Sen. Terry Link, D-Vernon Hills, said he opposed the legislation in part because of a lack of time to study the real legislation.

“This nearly 500-page bill barely reached our desk and we were asked to vote on it. This bill was continually changing by the hour. Honestly, I haven’t had the opportunity to study the real effects of this legislation,” Link said.

“The rate hikes on commercial customers means that job losses could occur because the cost of doing business in Illinois has gone up. My district can’t afford to lose jobs. So between the potential job losses and the lack of transparency in this whole process I could not support this bill,” Link said

The legislation passed on a 32-18 vote in the Senate and 63-38 in the House. Among supporters were Sen. Bill Haine, D-Alton. Among detractors were Rep. Dwight Kay, R-Glen Carbon, and Rep. Dan Beiser, D-Alton.

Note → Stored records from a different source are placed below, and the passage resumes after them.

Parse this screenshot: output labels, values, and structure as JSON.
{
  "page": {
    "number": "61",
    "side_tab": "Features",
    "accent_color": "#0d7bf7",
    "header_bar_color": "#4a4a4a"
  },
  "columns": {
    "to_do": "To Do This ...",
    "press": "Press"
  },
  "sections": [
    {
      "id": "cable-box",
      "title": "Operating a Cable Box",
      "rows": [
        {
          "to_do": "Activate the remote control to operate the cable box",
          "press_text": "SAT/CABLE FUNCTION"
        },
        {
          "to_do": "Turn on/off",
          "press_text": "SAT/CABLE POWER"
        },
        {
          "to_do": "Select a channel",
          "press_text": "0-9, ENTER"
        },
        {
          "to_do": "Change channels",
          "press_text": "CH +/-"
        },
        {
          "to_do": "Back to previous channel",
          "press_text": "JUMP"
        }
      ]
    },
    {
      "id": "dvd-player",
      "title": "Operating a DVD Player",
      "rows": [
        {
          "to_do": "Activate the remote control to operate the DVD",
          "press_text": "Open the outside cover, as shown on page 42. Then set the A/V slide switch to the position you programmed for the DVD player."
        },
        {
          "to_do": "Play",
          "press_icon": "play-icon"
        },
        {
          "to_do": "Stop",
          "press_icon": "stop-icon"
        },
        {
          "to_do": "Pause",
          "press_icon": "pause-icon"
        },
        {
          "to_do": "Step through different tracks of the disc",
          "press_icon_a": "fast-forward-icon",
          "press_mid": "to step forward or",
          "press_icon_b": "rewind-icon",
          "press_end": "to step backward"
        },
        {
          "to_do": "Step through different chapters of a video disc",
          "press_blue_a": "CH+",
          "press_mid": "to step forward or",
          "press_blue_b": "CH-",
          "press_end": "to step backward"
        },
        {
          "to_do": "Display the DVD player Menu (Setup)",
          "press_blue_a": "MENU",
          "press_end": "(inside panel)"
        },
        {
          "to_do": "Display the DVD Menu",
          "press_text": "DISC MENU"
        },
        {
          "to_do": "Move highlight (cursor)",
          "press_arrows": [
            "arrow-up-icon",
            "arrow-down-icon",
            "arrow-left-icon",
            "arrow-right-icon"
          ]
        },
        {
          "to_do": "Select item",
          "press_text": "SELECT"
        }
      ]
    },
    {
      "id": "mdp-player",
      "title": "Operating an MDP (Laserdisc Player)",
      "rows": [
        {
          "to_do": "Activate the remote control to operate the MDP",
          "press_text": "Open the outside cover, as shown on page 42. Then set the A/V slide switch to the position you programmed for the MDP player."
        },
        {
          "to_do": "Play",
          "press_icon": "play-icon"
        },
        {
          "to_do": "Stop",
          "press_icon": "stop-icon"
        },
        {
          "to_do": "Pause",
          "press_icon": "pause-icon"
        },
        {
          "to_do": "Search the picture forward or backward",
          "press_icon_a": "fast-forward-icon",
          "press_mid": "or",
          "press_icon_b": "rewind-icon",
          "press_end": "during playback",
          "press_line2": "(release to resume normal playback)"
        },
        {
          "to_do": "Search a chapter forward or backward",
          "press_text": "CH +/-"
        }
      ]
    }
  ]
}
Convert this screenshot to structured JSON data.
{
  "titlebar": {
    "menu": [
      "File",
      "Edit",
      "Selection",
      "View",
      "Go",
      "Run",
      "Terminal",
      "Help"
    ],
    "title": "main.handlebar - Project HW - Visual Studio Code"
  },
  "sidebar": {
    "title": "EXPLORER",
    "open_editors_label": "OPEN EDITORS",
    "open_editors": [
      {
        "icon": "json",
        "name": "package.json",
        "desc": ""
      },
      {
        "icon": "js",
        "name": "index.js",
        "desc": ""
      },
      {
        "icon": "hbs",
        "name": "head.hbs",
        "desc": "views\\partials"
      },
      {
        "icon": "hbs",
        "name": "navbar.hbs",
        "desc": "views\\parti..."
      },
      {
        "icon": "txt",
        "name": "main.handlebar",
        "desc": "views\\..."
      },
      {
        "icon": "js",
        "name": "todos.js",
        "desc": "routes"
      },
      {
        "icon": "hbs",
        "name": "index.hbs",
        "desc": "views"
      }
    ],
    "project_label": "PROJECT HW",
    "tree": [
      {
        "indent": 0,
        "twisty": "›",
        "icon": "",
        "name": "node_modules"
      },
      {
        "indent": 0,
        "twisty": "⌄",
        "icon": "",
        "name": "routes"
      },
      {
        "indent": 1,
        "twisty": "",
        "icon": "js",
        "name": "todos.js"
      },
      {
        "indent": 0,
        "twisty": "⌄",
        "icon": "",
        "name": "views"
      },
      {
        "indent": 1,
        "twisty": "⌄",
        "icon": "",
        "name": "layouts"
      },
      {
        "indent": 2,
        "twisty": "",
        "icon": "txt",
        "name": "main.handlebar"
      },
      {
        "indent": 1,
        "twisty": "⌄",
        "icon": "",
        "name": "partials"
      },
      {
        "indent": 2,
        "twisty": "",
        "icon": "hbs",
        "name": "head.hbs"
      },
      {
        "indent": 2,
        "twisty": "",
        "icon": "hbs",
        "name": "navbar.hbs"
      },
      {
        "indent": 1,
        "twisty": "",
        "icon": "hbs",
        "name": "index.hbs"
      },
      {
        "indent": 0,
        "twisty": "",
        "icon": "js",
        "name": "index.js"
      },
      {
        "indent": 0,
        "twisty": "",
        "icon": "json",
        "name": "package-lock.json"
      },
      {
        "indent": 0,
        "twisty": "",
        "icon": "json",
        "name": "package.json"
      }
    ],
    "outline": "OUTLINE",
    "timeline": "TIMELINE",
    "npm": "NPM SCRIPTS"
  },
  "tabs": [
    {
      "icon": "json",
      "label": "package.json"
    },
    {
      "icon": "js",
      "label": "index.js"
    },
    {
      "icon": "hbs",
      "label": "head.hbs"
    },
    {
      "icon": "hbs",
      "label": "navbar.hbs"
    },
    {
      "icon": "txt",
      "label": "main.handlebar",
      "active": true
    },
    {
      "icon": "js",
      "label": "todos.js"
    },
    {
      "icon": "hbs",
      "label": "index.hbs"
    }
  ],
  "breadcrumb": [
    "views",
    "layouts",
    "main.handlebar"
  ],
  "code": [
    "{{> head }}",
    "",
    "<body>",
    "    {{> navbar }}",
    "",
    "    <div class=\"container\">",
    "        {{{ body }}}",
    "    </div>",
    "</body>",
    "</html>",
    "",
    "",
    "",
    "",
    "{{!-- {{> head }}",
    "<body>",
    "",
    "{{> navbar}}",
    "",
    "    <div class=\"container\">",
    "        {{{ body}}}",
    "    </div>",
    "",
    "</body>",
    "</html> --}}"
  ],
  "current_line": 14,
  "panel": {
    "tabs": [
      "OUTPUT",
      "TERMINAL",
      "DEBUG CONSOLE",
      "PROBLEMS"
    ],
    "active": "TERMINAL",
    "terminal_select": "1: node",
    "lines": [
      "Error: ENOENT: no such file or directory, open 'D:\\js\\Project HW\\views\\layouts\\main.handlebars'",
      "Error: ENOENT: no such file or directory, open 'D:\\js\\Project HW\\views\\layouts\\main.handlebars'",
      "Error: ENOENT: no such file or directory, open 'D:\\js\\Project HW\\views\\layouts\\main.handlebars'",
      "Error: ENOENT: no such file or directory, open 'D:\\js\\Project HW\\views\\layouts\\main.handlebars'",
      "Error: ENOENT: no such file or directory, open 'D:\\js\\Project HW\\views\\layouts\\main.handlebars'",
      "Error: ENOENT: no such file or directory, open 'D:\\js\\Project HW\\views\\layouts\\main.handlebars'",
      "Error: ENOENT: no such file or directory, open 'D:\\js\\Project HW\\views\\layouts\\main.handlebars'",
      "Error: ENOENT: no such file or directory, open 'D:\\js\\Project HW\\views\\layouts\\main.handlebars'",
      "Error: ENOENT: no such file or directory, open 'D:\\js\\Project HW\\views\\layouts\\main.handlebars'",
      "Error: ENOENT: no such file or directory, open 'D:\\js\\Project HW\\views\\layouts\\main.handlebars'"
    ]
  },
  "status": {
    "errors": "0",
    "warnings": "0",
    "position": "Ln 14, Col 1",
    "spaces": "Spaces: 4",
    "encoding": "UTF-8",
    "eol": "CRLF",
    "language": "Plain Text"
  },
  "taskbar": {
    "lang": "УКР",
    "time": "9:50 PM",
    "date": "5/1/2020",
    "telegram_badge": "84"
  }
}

SB 2814 had a long list of supporters — more than 200 nonprofit groups and businesses, including Sierra Club Illinois, Illinois People’s Action, the Natural Resources Defense Council, Moms Clean Air Force, and the AFL-CIO.

One of its staunchest supporters was the Citizens Utility Board, a watchdog agency that traditionally has been one of the toughest critics of the utility industry. The agency sent multiple letters of encouragement to supporters, urging them to get behind the bill.